To increase the validity of self-reported sexual behavior and reduce potential memory problems, the participants were asked to report their behaviors over a brief period (ie, 3 months), and received calendars clearly highlighting the period. To reduce the likelihood of demand from giving their responses to the intervention facilitators, proctors blind to the participants’ intervention assignment collected the questionnaire data. The proctors emphasized to participants the importance of responding honestly and assured them that their responses were confidential. Participants signed an agreement pledging to answer the questions honestly.
Findings
At baseline, 87.1% of the respondents reported having sexual intercourse in the previous 3 months. About 52.0% of the respondents had unprotected sexual intercourse in the previous 3 months; 15.8% had sexual intercourse with multiple partners in the previous 3 months; 9.5% had a least 1 child; and 21.6% tested positive for N gonorrhoeae, C trachomatis or T vaginalis. Few respondents (0.4%) reported having same-gender sexual relationships or using injection drugs (0.6%). About 97.6% of the adolescents attended at least 1 follow-up: 94.3% attended the 3-month follow-up; 92.8% attended the 6-month follow-up; and 88.6% attended the 12-month follow-up. The intervention conditions did not differ significantly in the percentage of adolescent participants who attended at least 1 follow-up, 2 follow-ups, or all 3 follow-ups. About 87.8% returned for the 6-month STD examination, and 82.3% returned for the 12-month STD examination. The interventions did not differ significantly in the percentage of adolescents who returned for STD examinations.
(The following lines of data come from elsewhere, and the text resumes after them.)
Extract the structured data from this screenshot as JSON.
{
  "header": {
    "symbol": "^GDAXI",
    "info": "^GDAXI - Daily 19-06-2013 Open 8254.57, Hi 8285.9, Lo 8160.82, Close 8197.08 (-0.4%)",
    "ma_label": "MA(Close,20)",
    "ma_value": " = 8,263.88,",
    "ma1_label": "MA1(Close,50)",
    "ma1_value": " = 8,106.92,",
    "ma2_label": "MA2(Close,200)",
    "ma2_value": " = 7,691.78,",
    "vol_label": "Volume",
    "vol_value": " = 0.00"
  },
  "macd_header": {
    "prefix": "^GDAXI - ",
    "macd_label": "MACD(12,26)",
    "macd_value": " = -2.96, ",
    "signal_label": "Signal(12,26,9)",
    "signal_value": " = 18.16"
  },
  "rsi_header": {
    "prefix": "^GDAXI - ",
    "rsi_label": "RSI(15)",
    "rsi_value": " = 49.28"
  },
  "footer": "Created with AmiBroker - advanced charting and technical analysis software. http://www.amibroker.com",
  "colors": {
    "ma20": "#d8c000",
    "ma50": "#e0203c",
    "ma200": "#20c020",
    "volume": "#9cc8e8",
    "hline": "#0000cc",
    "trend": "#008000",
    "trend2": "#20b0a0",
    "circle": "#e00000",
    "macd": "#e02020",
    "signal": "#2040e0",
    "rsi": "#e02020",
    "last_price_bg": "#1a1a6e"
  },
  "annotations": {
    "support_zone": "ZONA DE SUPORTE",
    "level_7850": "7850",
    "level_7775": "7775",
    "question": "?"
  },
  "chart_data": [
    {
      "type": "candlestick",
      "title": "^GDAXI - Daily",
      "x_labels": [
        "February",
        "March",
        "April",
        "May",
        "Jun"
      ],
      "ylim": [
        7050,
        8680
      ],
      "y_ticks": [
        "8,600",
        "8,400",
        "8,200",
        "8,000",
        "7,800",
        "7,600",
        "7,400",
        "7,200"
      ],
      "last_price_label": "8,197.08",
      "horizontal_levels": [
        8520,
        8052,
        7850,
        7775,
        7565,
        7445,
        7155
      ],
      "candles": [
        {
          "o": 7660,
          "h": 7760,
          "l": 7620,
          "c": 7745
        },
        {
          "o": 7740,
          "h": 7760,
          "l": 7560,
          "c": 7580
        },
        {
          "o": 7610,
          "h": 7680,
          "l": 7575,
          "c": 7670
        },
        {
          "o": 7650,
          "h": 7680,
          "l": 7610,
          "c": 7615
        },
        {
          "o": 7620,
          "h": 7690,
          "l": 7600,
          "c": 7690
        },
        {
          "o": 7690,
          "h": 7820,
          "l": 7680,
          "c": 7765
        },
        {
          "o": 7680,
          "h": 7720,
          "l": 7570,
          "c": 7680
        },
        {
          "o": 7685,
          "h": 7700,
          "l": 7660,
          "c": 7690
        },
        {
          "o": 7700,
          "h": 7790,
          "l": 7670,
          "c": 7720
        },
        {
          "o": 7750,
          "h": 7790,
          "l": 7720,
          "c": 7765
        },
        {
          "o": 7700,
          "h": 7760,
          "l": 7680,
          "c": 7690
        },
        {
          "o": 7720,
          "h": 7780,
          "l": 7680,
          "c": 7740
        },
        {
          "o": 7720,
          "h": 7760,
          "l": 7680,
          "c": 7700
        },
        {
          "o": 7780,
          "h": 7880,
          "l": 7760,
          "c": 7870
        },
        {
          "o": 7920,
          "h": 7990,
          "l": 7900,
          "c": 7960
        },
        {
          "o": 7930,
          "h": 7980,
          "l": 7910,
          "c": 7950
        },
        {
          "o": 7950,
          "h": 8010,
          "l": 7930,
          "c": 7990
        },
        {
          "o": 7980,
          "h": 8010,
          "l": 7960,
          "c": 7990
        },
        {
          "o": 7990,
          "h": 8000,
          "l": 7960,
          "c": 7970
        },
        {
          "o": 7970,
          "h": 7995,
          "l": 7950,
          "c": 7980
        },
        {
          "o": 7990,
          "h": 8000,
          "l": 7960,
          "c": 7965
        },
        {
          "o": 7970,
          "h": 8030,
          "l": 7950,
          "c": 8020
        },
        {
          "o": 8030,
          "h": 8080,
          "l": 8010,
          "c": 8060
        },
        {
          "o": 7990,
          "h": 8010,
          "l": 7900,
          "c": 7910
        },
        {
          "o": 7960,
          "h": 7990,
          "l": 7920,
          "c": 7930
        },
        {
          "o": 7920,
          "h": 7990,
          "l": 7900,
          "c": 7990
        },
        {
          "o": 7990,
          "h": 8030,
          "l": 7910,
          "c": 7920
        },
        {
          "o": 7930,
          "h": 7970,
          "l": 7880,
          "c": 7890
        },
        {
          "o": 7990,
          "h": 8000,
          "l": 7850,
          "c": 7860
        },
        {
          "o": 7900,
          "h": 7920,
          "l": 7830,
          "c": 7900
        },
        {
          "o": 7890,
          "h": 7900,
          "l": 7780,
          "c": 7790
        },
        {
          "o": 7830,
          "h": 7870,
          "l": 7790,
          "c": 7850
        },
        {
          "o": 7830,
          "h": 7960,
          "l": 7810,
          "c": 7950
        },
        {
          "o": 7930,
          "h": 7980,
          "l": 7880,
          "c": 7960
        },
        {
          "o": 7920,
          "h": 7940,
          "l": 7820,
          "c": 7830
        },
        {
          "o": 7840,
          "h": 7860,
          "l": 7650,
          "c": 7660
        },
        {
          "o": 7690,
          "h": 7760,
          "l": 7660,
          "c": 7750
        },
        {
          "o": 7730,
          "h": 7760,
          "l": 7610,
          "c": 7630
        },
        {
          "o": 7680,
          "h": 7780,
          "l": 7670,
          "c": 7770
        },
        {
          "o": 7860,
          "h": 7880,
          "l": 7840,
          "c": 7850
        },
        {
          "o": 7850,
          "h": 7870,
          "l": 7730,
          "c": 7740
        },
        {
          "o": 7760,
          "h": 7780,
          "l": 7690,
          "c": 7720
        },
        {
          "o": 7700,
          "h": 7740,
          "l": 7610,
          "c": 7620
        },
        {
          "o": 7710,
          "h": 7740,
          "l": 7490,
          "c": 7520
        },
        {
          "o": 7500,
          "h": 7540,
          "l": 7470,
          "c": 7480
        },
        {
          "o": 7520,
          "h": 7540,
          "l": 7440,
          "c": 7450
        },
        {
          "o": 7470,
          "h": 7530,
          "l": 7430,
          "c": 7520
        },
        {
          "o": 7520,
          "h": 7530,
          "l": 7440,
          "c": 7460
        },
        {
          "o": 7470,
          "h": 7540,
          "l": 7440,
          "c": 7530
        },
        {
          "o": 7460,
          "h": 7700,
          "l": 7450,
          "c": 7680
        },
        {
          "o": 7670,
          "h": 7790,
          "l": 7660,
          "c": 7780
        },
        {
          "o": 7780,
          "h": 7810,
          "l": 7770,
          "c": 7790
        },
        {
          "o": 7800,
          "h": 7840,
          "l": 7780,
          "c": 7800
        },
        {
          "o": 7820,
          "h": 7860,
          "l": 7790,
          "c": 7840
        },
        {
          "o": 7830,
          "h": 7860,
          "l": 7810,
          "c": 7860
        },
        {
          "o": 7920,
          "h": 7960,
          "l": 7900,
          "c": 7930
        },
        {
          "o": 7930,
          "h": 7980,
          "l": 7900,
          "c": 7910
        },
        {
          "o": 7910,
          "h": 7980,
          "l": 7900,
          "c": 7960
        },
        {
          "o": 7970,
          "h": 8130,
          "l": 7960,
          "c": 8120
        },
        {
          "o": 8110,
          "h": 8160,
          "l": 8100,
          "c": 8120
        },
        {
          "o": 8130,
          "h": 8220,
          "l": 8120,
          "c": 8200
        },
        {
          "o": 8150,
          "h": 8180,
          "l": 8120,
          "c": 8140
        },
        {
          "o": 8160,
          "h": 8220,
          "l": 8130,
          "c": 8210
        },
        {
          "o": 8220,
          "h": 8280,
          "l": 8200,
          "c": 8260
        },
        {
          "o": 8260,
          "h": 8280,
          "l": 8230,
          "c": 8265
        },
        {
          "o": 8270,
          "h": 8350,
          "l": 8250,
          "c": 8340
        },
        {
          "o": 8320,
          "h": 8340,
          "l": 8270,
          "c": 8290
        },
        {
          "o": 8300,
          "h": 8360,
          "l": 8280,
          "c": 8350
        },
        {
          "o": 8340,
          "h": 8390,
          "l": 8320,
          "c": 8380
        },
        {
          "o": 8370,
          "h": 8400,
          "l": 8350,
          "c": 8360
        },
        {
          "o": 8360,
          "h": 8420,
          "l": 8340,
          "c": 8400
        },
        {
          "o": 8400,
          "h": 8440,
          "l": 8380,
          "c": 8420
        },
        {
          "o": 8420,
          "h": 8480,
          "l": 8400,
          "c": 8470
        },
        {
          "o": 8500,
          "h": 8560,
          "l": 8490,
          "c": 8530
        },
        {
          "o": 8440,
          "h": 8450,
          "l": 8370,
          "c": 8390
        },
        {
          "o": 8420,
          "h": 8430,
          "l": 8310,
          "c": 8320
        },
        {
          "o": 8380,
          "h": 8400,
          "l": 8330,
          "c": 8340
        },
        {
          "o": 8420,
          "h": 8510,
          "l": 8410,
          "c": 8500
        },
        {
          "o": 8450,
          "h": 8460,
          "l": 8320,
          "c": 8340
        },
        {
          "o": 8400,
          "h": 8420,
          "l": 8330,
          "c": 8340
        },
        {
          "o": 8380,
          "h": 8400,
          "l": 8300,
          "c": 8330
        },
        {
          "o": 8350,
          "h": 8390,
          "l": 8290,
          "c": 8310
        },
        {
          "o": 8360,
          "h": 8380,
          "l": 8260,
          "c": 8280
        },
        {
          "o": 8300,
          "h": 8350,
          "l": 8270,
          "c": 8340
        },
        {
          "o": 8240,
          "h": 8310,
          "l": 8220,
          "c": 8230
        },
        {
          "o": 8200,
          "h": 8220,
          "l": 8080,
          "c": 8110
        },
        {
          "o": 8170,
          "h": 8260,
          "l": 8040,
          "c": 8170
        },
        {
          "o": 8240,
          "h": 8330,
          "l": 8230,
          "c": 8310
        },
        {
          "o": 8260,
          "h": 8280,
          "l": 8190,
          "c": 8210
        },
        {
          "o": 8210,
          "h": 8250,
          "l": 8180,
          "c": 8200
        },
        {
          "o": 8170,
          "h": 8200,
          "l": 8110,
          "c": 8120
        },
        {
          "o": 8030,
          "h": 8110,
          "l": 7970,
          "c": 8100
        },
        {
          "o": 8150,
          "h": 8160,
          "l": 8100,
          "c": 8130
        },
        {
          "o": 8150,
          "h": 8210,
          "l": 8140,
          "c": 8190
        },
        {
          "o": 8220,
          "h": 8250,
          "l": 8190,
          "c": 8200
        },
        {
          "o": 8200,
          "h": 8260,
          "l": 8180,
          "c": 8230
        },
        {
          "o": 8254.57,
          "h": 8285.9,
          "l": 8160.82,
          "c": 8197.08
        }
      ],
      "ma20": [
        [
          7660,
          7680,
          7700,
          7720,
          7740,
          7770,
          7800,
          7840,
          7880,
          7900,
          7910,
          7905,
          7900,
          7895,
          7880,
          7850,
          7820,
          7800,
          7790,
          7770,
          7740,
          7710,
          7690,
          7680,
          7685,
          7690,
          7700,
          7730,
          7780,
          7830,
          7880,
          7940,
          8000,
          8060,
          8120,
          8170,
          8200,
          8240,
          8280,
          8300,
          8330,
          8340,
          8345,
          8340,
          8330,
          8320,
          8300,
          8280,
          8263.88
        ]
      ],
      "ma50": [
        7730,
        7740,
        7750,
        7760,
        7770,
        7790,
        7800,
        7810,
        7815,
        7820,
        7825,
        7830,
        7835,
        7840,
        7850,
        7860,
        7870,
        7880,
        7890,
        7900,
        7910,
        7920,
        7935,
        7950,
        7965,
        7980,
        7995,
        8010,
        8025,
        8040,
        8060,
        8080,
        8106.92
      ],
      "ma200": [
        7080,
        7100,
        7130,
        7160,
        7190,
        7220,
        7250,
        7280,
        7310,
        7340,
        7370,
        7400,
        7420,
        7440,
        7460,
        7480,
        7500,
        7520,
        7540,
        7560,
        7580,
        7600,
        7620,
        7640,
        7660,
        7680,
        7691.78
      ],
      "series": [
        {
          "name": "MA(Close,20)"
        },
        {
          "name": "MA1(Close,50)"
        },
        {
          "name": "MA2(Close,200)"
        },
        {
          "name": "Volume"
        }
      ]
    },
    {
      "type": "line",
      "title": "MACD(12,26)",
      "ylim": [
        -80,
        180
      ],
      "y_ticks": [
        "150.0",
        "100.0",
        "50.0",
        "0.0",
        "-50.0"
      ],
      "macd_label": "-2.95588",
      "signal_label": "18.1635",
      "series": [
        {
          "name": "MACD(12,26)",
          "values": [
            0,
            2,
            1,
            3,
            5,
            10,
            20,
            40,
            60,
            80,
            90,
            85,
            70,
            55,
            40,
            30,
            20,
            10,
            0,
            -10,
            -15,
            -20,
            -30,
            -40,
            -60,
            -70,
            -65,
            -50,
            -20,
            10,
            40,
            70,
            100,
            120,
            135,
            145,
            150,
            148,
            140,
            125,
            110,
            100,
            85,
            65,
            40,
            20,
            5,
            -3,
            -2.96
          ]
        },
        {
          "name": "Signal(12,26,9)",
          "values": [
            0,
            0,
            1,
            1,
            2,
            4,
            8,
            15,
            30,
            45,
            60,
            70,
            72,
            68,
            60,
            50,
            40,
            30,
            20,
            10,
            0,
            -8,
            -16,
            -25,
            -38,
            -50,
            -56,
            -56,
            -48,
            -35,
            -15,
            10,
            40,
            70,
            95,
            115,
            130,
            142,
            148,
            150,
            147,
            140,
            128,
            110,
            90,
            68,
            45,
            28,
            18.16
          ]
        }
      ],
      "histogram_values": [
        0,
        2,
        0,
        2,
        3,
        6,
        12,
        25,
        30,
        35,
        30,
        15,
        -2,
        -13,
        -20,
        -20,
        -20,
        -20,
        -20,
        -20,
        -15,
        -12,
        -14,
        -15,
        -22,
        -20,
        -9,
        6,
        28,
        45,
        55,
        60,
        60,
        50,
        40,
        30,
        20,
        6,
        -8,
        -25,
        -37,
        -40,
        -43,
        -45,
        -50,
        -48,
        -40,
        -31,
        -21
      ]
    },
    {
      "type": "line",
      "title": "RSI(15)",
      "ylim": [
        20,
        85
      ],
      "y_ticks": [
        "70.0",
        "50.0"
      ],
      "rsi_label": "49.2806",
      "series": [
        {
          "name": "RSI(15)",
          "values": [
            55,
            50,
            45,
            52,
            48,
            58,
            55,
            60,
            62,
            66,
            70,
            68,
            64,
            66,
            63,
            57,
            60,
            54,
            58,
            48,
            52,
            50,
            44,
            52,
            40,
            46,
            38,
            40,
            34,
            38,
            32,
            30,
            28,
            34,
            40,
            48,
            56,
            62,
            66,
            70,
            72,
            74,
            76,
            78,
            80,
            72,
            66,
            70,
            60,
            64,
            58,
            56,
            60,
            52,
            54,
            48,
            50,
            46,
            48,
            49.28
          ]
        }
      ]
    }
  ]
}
No differences between the information intervention and the health control intervention were statistically significant. Skills-intervention participants reported less unprotected sexual intercourse at the 12-month follow-up than did information-intervention participants or health control-intervention participants. At the 12-month follow-up, skills-intervention participants reported fewer sexual partners compared with health control-intervention participants, and were less likely to test positive for STD than were health control-intervention participants. No differences in the frequency of unprotected sexual intercourse, the number of partners, or the rate of STD were observed at the 3- or 6-month follow-up between skill-intervention participants and information-intervention or health control-intervention participants.
The results suggest that behavioral interventions, particularly those that focus on skills training, may be helpful in reducing unprotected intercourse and STD rate among adolescent girls. This is particularly important for African American and Latino adolescents, whose rate of STDs is considerably higher than the rate among other adolescents. The skills intervention also reduced self-reports of multiple of sexual partners at the 12-month follow-up compared with the health-promotion control intervention. Both unprotected intercourse and multiple sexual partners are important risk factors for STD.